Woman in white sitting on floor, holding mobile phone, surrounded by other people.
Woman in white sitting on floor, holding mobile phone, surrounded by other people.
In the oddball film, Asa Butterfield joins a musical collective using food for unusual, visceral performance art pieces.

Peter Strickland is a filmmaker of textures, training his camera like a microscope on the interwoven fibers of textiles (as in his haunted-dress horror story In Fabric) or the shimmery wings of butterflies (as in sapphic lepidopterology romance The Duke of Burgundy). His breakout feature Berberian Sound Studio looked at food in this same way, poring over the watermelons and cabbages mutilated in the course of foley effect recording; now, Strickland’s turning his attentions back to the gustatory.

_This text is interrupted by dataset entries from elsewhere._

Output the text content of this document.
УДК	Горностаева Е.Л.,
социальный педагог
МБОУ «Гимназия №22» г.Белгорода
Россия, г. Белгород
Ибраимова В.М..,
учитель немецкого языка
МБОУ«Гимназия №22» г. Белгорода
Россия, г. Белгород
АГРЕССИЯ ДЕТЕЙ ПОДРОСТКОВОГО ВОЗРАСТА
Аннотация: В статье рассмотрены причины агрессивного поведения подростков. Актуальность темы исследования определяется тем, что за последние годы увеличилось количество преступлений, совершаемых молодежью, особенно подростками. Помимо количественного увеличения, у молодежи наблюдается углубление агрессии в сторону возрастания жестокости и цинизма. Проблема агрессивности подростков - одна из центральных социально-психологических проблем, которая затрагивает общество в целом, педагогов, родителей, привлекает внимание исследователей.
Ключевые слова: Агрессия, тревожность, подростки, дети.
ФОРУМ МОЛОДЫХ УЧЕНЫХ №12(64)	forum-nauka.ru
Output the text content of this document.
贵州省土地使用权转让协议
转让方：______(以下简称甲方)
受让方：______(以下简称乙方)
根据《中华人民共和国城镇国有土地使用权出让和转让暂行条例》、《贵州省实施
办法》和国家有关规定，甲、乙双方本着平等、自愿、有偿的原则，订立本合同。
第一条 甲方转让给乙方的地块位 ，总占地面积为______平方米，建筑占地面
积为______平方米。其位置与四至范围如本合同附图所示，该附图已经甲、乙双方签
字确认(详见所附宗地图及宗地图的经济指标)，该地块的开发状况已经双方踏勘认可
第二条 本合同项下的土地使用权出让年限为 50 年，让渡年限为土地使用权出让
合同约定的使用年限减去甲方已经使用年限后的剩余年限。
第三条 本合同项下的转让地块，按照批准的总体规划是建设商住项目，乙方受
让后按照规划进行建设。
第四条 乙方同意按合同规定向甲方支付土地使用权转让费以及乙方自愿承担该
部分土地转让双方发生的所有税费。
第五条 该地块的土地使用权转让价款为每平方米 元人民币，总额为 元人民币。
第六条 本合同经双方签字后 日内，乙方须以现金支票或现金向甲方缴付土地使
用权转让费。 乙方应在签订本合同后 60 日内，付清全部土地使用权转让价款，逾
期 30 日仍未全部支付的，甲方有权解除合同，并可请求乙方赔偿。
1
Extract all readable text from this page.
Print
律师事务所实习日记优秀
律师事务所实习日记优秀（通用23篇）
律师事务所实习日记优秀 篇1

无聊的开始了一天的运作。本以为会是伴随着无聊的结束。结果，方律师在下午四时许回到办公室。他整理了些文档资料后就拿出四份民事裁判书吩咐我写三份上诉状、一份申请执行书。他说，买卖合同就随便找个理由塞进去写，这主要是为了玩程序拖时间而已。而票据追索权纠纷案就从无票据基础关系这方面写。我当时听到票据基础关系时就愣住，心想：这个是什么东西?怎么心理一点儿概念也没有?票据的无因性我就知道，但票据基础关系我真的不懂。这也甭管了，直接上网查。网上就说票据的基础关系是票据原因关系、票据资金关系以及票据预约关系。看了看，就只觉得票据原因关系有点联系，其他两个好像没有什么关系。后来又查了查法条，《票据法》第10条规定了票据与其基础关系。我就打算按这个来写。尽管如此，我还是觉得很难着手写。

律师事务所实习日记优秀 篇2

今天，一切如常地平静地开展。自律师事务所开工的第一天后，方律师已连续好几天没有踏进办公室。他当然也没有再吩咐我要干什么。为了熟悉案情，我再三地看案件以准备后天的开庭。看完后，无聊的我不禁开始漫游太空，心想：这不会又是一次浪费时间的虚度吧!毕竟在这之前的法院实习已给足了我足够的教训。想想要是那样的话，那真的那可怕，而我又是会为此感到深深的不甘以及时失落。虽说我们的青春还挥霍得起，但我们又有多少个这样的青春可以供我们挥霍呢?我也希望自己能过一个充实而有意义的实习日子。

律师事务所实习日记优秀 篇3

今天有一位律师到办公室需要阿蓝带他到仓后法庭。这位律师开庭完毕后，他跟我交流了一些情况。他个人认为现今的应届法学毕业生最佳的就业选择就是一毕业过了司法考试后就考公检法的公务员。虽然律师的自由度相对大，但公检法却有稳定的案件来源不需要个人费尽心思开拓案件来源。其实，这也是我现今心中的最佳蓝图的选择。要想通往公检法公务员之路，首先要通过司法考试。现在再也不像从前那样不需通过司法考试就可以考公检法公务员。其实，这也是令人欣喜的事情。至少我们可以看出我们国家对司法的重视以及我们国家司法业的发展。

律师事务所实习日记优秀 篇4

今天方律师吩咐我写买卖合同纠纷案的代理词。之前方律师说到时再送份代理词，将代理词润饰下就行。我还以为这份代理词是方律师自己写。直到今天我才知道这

This morning brings the first trailer for his latest film Flux Gourmet, its imagery fried until golden-brown and then slathered in a variety of gravies. We join a “culinary collective” making performance art from foodstuffs, their avant-garde take on music generated with sauces, vegetables, and cuts of meat in place of instruments.

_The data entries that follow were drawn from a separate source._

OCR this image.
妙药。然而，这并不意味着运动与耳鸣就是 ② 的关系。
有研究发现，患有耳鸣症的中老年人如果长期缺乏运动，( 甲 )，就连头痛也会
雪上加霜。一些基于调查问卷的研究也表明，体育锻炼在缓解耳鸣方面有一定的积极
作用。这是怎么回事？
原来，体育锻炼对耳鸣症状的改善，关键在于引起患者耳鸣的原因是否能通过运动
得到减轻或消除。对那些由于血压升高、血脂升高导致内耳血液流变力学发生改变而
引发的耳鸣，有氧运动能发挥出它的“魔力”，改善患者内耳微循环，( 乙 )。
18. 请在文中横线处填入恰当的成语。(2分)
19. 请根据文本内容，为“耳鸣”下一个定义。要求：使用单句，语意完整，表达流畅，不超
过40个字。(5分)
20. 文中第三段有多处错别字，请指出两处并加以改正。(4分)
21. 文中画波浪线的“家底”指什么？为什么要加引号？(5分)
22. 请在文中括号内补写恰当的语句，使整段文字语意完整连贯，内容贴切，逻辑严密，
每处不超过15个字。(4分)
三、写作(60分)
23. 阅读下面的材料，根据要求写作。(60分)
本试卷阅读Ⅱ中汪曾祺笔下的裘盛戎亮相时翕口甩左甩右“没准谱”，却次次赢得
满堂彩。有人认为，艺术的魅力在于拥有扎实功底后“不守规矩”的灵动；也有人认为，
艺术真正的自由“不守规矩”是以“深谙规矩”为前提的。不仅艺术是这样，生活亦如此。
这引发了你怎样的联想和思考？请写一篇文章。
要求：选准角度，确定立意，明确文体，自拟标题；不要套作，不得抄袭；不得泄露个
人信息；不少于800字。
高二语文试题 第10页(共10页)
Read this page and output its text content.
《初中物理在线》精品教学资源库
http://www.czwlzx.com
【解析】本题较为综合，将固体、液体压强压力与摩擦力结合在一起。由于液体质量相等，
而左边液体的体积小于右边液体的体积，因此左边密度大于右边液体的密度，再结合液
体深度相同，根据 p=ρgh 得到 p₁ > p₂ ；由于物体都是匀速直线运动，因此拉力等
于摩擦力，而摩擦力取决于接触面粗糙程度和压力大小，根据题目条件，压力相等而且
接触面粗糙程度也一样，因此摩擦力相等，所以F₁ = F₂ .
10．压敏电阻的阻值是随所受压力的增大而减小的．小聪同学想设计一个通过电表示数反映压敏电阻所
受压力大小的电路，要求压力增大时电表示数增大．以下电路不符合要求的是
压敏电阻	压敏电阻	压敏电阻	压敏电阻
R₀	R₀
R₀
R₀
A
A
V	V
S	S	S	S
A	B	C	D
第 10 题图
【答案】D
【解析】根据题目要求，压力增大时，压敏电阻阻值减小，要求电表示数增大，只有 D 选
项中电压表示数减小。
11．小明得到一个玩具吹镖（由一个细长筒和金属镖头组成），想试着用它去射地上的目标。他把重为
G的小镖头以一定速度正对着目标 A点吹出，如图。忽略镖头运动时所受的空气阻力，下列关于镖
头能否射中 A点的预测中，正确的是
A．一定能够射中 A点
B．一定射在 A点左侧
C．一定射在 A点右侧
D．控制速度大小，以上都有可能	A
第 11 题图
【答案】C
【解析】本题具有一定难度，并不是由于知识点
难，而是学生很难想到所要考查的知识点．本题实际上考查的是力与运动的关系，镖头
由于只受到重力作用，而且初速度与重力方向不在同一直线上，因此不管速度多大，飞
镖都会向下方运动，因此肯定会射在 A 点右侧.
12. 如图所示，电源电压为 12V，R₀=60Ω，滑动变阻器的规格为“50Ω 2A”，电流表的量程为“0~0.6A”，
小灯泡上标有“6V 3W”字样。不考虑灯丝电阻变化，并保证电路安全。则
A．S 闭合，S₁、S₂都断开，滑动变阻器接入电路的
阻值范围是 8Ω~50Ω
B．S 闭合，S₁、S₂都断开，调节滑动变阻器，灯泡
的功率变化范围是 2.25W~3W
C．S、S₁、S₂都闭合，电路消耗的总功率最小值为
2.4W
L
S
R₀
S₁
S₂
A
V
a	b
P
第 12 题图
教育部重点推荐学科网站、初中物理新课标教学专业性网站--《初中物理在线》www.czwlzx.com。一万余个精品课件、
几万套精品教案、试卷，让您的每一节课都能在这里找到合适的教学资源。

The newcomer to this strange creative clique is Stones (Makis Papadimitriou), whose gastrointestinal unrest strikes the company’s stars — Billy Rubin (Asa Butterfield), Elle di Elle (Strickland regular Fatma Mohamed), and Lamina Propia (Ariane Labed) — as a potential gimmick for their act. While they pressure him into participating despite his misgivings about his weak stomach, tensions mount with the towering director Jan Stevens (Gwendoline Christie), who won’t let her authority be usurped by her underlings.

At this early stage, it’s unclear whether Strickland’s satirizing the art world, the culinary world, or anything at all — his work mixes arch humor with a sincere fascination for the outré, clear in the care with which he shoots his subjects. In claustrophobic close-up, a magenta-colored smoothie can look like the primordial ooze out of which humanity slithered, and a cranberry compote can turn into gore. He’s seemingly able to make anything look like anything.

The film’s premiere at the upcoming Berlinale will be something of a homecoming from Strickland, who opened his feature debut Katalin Varga in Competition there back in 2009. IFC has already scooped up distribution rights for the US, and sales for the UK are currently underway for what’s all but guaranteed to be one of this year’s genre highlights. Bon appetit!